El lunes pasado vino a mi casa otro comprador interesado en el artículo de "Mercado Libre" que yo había publicado hacia unos días. Llegó, aproximadamente a las cuatro y media de la tarde, se sentó a la mesa del comedor y le serví un poco de té. Todo parecía salir a la perfección. El artículo iba a ser vendido, yo iba a recibir el dinero y el cliente saldría de mi casa feliz por haber hecho un negocio exitoso. Todo era perfecto, hasta que el hombre comenzó a cuestionarme sobre el artículo a vender. Veníamos bien, charlando del tránsito, el clima y el té. Esos cinco minutos en los que recién había llegado fueron los mejores del día, hasta que mencionó el otro asunto.

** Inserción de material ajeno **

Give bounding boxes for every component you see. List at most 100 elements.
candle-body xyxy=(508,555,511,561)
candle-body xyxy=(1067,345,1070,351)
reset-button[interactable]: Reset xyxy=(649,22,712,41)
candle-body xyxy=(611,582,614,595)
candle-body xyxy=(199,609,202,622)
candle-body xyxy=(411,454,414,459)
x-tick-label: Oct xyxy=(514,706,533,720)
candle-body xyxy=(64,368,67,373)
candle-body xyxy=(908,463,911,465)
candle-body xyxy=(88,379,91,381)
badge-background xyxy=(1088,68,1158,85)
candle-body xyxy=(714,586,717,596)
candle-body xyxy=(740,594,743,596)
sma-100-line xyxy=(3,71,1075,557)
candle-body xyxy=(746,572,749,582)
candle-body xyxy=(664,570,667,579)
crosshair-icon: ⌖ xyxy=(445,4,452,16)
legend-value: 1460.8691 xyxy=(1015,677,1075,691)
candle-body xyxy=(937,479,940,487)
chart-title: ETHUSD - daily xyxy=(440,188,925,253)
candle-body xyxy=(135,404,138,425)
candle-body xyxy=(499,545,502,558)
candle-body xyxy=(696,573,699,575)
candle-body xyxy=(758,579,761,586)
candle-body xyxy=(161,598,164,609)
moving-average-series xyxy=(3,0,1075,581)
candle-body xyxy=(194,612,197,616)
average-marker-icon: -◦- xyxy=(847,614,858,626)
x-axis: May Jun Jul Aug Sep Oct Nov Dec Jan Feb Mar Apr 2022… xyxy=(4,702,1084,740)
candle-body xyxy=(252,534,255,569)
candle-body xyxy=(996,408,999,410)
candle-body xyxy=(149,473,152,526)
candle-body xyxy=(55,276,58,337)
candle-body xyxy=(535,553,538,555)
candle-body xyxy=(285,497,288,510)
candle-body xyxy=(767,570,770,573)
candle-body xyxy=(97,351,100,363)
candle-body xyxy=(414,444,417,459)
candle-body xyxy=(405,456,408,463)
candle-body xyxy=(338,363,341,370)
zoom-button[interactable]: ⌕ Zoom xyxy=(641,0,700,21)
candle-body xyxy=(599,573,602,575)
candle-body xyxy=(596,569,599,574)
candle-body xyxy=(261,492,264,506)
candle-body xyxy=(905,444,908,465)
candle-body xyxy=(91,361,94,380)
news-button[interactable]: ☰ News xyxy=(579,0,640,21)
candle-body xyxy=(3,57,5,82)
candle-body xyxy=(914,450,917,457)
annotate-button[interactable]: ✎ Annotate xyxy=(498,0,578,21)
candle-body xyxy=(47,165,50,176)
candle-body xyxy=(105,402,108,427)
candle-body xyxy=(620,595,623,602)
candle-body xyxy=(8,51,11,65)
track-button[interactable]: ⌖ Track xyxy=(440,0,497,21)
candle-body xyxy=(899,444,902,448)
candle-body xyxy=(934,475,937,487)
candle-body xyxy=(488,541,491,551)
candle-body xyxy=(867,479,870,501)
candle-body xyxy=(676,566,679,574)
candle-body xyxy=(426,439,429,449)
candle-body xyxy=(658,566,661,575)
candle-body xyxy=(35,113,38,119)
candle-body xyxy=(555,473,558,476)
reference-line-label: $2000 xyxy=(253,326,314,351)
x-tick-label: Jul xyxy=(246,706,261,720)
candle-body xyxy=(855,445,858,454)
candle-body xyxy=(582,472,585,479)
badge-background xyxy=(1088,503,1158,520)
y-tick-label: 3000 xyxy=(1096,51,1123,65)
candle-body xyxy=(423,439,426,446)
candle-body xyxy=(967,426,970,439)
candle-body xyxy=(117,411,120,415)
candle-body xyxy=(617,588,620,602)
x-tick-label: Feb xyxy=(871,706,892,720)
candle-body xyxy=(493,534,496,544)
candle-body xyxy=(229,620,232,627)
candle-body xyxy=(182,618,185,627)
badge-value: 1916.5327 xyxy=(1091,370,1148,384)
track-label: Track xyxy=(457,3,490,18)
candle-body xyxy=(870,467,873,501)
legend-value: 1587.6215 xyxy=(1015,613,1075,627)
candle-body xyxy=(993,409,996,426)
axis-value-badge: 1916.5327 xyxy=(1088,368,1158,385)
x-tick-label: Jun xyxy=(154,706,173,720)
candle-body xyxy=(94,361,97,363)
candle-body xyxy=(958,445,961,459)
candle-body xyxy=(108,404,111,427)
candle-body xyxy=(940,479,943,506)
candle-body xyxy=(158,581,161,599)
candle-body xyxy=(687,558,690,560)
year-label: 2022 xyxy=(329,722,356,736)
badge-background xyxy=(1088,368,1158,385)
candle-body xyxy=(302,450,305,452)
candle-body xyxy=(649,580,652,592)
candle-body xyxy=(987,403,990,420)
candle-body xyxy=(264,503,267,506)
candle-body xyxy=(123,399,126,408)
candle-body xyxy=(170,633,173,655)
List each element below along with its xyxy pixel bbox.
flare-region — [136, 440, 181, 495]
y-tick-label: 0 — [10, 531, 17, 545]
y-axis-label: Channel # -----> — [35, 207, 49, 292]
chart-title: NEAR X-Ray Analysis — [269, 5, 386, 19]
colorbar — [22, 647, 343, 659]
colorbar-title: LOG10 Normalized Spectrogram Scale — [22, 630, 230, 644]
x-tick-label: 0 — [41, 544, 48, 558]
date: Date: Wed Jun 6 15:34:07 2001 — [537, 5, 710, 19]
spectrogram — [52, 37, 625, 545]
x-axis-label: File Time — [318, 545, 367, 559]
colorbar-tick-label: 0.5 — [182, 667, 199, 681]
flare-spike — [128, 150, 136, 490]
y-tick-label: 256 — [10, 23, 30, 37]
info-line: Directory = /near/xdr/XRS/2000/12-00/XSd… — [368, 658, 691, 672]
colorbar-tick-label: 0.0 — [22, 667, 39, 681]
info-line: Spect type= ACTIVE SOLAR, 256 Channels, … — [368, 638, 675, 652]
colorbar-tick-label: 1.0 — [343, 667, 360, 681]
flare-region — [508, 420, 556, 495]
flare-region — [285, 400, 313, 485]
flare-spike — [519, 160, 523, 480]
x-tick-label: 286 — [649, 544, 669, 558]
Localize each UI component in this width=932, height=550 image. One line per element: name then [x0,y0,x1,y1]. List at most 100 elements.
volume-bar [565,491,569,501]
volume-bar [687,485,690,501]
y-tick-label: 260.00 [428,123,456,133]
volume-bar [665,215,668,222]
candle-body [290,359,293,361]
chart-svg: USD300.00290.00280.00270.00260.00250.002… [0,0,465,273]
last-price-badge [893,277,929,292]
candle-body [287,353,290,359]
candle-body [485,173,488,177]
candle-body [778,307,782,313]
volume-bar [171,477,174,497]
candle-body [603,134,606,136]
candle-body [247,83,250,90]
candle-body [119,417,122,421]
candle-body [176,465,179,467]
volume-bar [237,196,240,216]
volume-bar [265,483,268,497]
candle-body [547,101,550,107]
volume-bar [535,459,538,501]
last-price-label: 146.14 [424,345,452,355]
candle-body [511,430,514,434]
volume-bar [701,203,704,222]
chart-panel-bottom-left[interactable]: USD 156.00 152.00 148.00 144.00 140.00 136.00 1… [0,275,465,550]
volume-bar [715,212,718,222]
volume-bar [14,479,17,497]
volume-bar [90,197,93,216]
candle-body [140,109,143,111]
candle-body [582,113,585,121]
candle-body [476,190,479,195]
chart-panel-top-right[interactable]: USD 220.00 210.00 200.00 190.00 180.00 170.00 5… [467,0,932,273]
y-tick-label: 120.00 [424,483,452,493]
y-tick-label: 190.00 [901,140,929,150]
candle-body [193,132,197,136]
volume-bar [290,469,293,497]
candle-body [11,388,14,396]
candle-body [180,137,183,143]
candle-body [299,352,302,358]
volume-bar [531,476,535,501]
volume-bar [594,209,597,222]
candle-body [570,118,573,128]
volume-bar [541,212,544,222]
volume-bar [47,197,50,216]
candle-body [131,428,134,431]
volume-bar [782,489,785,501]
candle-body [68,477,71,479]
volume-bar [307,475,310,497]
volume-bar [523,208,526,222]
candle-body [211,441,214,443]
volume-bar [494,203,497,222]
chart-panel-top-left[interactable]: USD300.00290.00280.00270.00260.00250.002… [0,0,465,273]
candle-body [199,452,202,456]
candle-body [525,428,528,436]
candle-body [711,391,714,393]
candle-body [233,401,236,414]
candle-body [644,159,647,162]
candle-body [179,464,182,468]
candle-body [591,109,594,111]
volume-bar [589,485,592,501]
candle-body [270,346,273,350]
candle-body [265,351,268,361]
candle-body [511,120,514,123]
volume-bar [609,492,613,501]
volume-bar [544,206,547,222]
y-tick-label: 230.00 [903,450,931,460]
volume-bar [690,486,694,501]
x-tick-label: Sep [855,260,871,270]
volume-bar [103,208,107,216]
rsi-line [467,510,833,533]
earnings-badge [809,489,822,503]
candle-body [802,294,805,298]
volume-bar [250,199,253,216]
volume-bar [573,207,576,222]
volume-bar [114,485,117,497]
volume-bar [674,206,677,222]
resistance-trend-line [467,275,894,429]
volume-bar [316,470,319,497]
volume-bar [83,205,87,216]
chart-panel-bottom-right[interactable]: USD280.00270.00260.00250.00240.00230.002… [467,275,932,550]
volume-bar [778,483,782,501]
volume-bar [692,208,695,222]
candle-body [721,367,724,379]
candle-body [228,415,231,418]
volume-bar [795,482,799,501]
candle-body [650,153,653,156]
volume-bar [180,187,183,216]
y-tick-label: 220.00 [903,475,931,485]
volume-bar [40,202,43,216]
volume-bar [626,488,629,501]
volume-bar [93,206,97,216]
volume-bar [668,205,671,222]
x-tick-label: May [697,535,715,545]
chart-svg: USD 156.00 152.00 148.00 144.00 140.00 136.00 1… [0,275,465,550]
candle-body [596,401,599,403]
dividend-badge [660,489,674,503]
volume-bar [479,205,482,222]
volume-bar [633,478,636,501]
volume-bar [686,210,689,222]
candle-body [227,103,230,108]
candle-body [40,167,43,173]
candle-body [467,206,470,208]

Me preguntó cosas muy difíciles de responder: "¿Cuál es el precio de venta?" No salió palabra alguna de mi boca. "El aparato está en perfecto estado pero es muy grande y no me lo puedo llevar hoy ¿Cuándo vengo?" Tampoco salió ninguna palabra de mí. Antes le podía responder con señas, me decía que había tránsito y yo movía la cabeza dándole la razón pero... ¡no se inventaron señas para decir los días de la semana o el precio de las cosas!
Vi que se acercaba a la puerta para retirarse, subí rápidamente las escaleras en busca de papel y lápiz para explicarle por qué no le respondía. Mientras agarraba hojas, escuché el ruido de la puerta cerrándose. Permanecí algún tiempo en lo alto de la escalera y, poco a poco, comencé a comprender que mi visitante había desaparecido definitivamente. Quedaba solo devuelta, castigado para siempre por mi falta de comunicación.